If you aren’t aware of what all I’ve been dealing with I’m going to sum everything up, hopefully, briefly.
In October my pap came back abnormal, I had a procedure done to remove two tumors from my cervix and found out that I tested positive for HPV. I had another pap done 2 months later and had more tumors removed from my cervix. I was scheduled to remove a cyst from my right ovary in January and after my pain went away and the cyst got smaller we canceled the surgery. Another pap and some more tumor removals happened and then my pain on my right ovary came back worse than ever. The doctor diagnosed me with a complex cyst on my ovary that would never truly go away, the only real way to correct the problem would be to remove the entire ovary.
A week and a half ago I had my entire right ovary removed, the surgery was pretty simple and only took about an hour to complete. During the surgery my doctor saw something that he said he generally doesn’t see in women under the age of 45 and it normally only occurs after you’ve had multiple pregnancies. He explained that I have Pelvic Congestion Syndrome, which is basically varicose veins going to my ovaries and uterus, the only way to treat it is to remove the organs that the veins are attached to. Meaning that I would have to undergo a total hysterectomy at the age of 24, just a few weeks after undergoing surgery to remove my right ovary.
As I sat in his office all I could do was cry, it just happened, I didn’t even know I was crying until tears started hitting my thighs. I was completely blank, those words just sort of hung in the air, I understood what he was saying but it was almost as if there was no way he was meaning to say it to me. I spoke to him about freezing my eggs and after research and speaking to the doctor he referred me to I realized that I would never have a child with my DNA again, it just wasn’t in the cards for me. The process of freezing my eggs could cost up to $10,000 and the cost of a surrogate would be at the very least $75,000. It became more and more clear that I’d never have another child and as it became more clear the reality of my situation started sinking in and I started breaking down.

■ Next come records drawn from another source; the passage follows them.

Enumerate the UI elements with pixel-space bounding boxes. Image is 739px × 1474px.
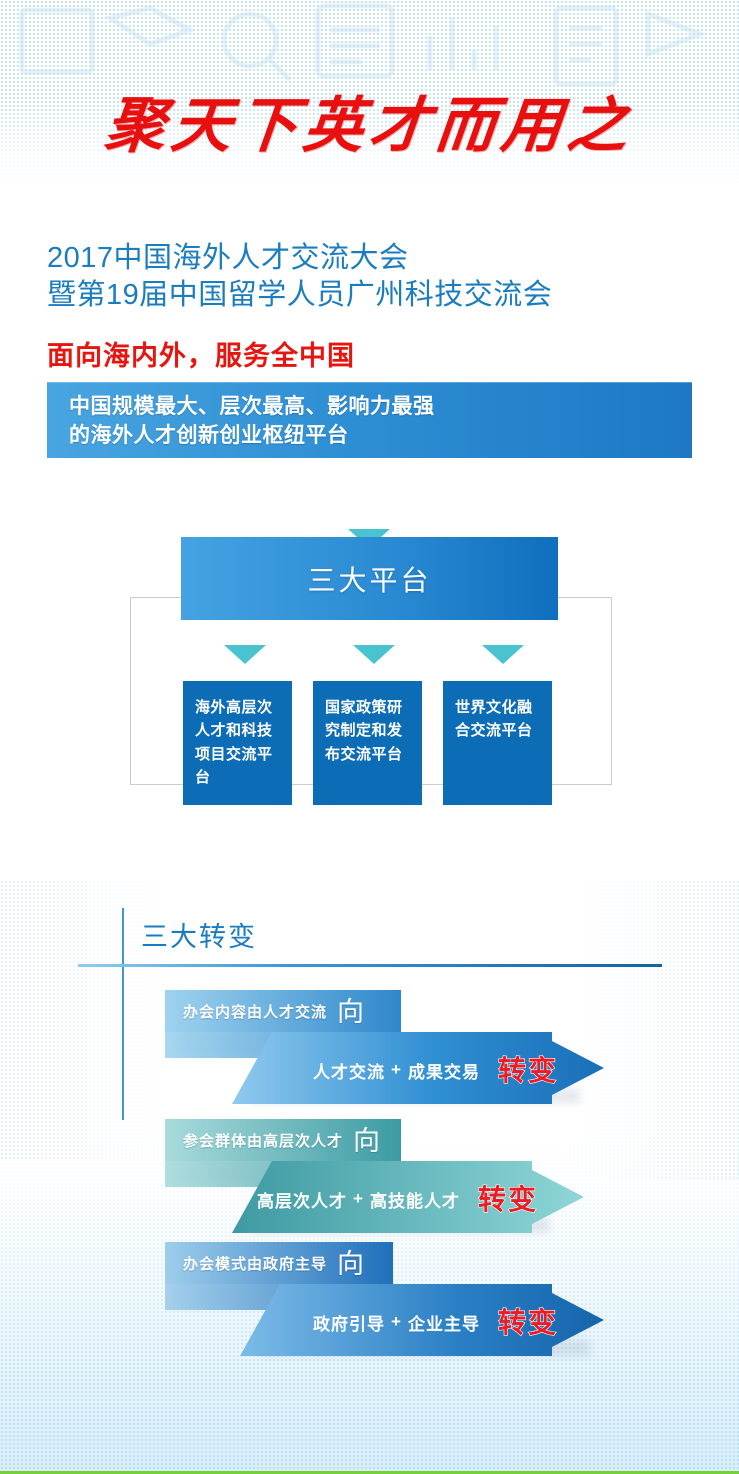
calligraphy-headline: 聚天下英才而用之 [0, 96, 739, 156]
tagline-banner-text: 中国规模最大、层次最高、影响力最强 的海外人才创新创业枢纽平台 [69, 393, 435, 451]
transformation-from-label-3: 办会模式由政府主导 向 [165, 1242, 393, 1284]
xiang-character-3: 向 [337, 1251, 365, 1278]
triangle-down-icon-3 [482, 645, 524, 664]
tagline-banner: 中国规模最大、层次最高、影响力最强 的海外人才创新创业枢纽平台 [47, 382, 692, 458]
transformations-accent-horizontal-rule [78, 964, 662, 967]
halftone-mid-right-background [560, 880, 739, 1180]
xiang-character-2: 向 [353, 1128, 381, 1155]
transformation-to-b-2: 高技能人才 [370, 1187, 460, 1212]
tagline-line2: 的海外人才创新创业枢纽平台 [69, 422, 435, 451]
tagline-line1: 中国规模最大、层次最高、影响力最强 [69, 393, 435, 422]
change-badge-1: 转变 [498, 1057, 558, 1085]
transformation-to-row-1: 人才交流 + 成果交易 转变 [232, 1042, 572, 1098]
transformations-accent-vertical-rule [122, 908, 124, 1120]
event-title-line2: 暨第19届中国留学人员广州科技交流会 [47, 277, 687, 314]
change-badge-2: 转变 [478, 1186, 538, 1214]
platforms-heading-label: 三大平台 [307, 559, 431, 599]
plus-sign-1: + [391, 1060, 402, 1080]
platform-card-1: 海外高层次人才和科技项目交流平台 [183, 681, 292, 805]
transformations-heading: 三大转变 [141, 915, 257, 954]
platform-card-2: 国家政策研究制定和发布交流平台 [313, 681, 422, 805]
change-badge-3: 转变 [498, 1309, 558, 1337]
transformation-to-a-3: 政府引导 [313, 1310, 385, 1335]
plus-sign-2: + [353, 1189, 364, 1209]
xiang-character-1: 向 [337, 999, 365, 1026]
transformation-to-a-1: 人才交流 [313, 1058, 385, 1083]
event-title-line1: 2017中国海外人才交流大会 [47, 242, 409, 274]
transformation-from-text-2: 参会群体由高层次人才 [183, 1130, 343, 1151]
transformation-from-text-1: 办会内容由人才交流 [183, 1001, 327, 1022]
transformation-to-b-1: 成果交易 [408, 1058, 480, 1083]
plus-sign-3: + [391, 1312, 402, 1332]
event-title: 2017中国海外人才交流大会 暨第19届中国留学人员广州科技交流会 [47, 240, 687, 314]
platforms-heading-box: 三大平台 [181, 537, 558, 620]
transformation-from-label-2: 参会群体由高层次人才 向 [165, 1119, 401, 1161]
transformation-to-a-2: 高层次人才 [257, 1187, 347, 1212]
transformation-from-text-3: 办会模式由政府主导 [183, 1253, 327, 1274]
poster-canvas: 聚天下英才而用之 2017中国海外人才交流大会 暨第19届中国留学人员广州科技交… [0, 0, 739, 1474]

Last night I finally broke down and there was nothing anyone could say or do to make me feel better. I sat on the floor of my shower with scolding hot water pouring over me for 45 minutes while I stared at the pattern on the tiles and cried, then I got out of the shower and collapsed onto the bathroom floor in a fit of tears and screams. I was completely broken down to the point where I couldn’t function properly, I crawled out of my bathroom put on a pair of underwear and crawled into bed where I cried into my pillows. Instinctively I text Claudia because I know that she’s always there to just be and listen to me when I’m at my weakest, last night was no exception to that rule. I told her about my breakdown, complained about how unfair life is and how I couldn’t deal with what I’d been told and she comforted me the way only she can. I felt better, not happy or okay, just better. I cried more and ended up falling asleep in the middle of crying and thinking about how I’d never again get to be pregnant or hold my own child in my arms right after birth, it was a realization that I didn’t want to have to come to.
This morning I woke up to the worst pain I’ve ever had because of the pain on my left side and decided to call the doctor to ask if we could speed up the process of my hysterectomy. I’ve come to realize that the longer we put this off the more depressed I’ll get and I’ll be in more pain, so I’m looking at it now like since he already knows he’s going to remove my reproductive organs he might as well just get it over with so that I won’t be in this amount of pain any longer. Now I’m sitting and waiting for a call back and crying at my desk at work because this pain is more than I can deal with.
My life has been full of ups and downs and this is just another dip in the roller coaster that has been my life. I know that things will level off and life will perfect in the end, but for now I’m dealing with something I never thought that I’d have to be told. I’m learning to cope with the fact that I will never have more children, but I’m also learning more and more to be grateful for the child that I already have. Five years ago I decided to continue with a pregnancy at the age of 19 because I was afraid that I’d never have another chance to have a child and obviously whatever led me to that conclusion was for the best. I will never, as long as I live, make a better decision than I did five years ago to keep Brockton. I’m learning now to be more and more thankful for the life of my son because I won’t ever have anyone in my life than means more to me than him.
So, that is where my life is right now, there’s a lot going on and there are huge things that are going to happen but I’m still here fighting through all of it because all I know how to do is fight. I’ll get through this the same way I’ve gotten through everything else in life, with a smile on my face and love in my heart because I won’t let anything get me down.